Last night, I got off of my work at 11. Today, I reported for duty at 7 am. I had a total of eight hours to drive my coworkers home (I do so for some so they don’t have to ride the bus so late at night), wish my sister a happy birthday (this year, she turns 23), sleep, and repeat this cycle over again. Working retail during the holidays, to put in simple terms, just drains every part of you.
I have no energy when I get home. Those times I planned to work out in the evening end up with me lying in bed, staring at the ground with a lack of willpower do push-ups. Plans to work on future projects are tossed aside as I try and not think about the man who’s screamed at me multiple days in a row.
I just don’t have the energy for the willpower sapped away as customer after customer comes at me like a never ending stream of self imposed misery as they put off their holiday shopping until the very last minute.

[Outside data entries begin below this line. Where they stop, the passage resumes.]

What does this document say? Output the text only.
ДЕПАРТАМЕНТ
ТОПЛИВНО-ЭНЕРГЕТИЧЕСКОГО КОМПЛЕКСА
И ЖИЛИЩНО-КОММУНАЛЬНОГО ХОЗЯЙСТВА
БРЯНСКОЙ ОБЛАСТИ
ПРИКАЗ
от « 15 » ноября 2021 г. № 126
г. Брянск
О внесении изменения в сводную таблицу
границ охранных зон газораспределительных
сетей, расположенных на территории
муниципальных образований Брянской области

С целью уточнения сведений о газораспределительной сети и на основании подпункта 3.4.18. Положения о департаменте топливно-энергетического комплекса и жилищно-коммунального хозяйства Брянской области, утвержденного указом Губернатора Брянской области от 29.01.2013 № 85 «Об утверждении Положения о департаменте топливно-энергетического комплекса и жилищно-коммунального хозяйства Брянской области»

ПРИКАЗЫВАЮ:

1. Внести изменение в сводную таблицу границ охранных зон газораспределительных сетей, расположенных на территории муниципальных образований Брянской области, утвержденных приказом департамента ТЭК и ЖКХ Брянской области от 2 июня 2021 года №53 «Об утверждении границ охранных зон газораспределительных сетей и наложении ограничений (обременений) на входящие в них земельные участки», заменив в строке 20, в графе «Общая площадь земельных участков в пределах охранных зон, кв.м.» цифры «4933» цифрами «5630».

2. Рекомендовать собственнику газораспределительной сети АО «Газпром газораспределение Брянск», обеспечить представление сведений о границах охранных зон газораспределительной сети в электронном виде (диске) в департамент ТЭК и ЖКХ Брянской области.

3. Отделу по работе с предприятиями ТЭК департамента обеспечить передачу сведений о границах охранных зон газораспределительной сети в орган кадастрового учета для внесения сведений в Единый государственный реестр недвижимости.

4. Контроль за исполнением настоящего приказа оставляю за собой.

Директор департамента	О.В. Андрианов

But there’s a certain moment that I catch that makes this all worth it. That smile forming slowly over the customers face as they finally found that perfect present.
That shy smile forming on a six year olds face as I present to him (at the behest of his mother) his early Christmas gift. He clutched it, gripping his new toy with such eagerness I find myself content. Happy to see his face turn into a shy grin.
Letting a customer know that yes, we do have that product still in stock, and their sigh of relief as I present that gift they would have scoured the entire Los Angeles area to look for.
It’s those times that make it worth it. That make me happy to be here. It’s having those moments where I know I’m tired but, I have my coworkers there to support me. Retail isn’t a fancy job, nor is it something glamorous.
Retail can make bitter husks out of people, and I’ve seen it happen. I would like to think that I’ve gained patience, understanding of the problems those face in the service and retail world. And I enjoy it- I just have to look for those small things that make the overall experience that makes it worthwhile. Or at least, tolerable.
note: I wrote this when on four hours of sleep or so. If I sound disjointed, my apologies. I will be writing more soon.